Avant d’aborder le vif du sujet le 30 mars 2022, c’est-à-dire de donner son avis à travers ses réquisitions sur les chefs d’accusation retenus contre Jean Baptiste Nguini Effa et ses anciens collaborateurs, le magistrat du parquet s’est d’abord prononcé au sujet des «exceptions» soulevées par M. Nguini Effa au cours des débats. Il s’agit de l’exception portant sur la requalification des faits qui lui sont reprochés, d’une part, et celle visant la nullité de l’ordonnance de renvoi du juge d’instruction, d’autre part.
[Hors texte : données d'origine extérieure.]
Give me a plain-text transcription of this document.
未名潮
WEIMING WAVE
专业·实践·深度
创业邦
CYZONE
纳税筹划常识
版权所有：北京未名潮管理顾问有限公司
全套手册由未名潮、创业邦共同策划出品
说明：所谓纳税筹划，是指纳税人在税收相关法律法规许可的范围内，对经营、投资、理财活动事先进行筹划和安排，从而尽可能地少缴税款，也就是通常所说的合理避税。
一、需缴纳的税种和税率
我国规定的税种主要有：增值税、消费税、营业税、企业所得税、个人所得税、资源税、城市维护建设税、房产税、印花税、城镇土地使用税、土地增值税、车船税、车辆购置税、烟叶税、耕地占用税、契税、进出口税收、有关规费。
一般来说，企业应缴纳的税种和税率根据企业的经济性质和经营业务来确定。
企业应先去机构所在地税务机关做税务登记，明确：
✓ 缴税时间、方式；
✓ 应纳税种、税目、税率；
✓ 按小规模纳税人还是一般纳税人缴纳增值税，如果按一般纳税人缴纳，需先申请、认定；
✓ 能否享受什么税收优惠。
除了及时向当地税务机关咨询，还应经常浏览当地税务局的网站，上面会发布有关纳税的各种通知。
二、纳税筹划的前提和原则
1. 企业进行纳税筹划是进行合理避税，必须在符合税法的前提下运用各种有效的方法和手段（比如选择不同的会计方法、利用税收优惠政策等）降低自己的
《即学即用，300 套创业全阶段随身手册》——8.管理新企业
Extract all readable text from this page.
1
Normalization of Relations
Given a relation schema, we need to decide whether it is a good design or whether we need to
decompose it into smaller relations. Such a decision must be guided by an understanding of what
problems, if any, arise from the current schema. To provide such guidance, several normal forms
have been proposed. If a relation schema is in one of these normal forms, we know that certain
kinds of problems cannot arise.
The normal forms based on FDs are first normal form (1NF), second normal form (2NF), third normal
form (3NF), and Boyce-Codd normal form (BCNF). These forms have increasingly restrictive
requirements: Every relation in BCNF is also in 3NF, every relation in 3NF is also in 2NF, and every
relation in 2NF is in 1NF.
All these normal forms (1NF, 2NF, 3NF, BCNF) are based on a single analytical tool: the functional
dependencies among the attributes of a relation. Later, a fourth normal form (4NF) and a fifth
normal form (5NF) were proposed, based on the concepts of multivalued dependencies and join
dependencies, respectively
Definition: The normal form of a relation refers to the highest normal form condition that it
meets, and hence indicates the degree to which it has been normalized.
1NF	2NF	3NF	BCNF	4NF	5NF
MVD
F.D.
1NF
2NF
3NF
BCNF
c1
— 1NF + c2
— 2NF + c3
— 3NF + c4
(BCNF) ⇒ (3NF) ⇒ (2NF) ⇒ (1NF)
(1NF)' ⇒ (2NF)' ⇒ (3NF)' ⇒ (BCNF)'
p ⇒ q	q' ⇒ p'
S’agissant de la première exception, le parquet explique que l’accusé Nguini Effa demande au tribunal de requalifier les faits de détournement de deniers publics incriminés en ceux d’abus de droits sociaux prévus dans les dispositions de la loi 2003 Ohada portant sur les sociétés commerciales, telle que la Scdp. En réaction à cette requête, le ministère public précise que la Scdp est une société mixte dans laquelle l’Etat du Cameroun détient un important capital avant d’ajouter que les cas de détournement des deniers publics qui y sont commis, doivent être punis par les dispositions de l’article 184 du code pénal et non par loi 0hada de 2003 régissant les sociétés essentiellement commerciales.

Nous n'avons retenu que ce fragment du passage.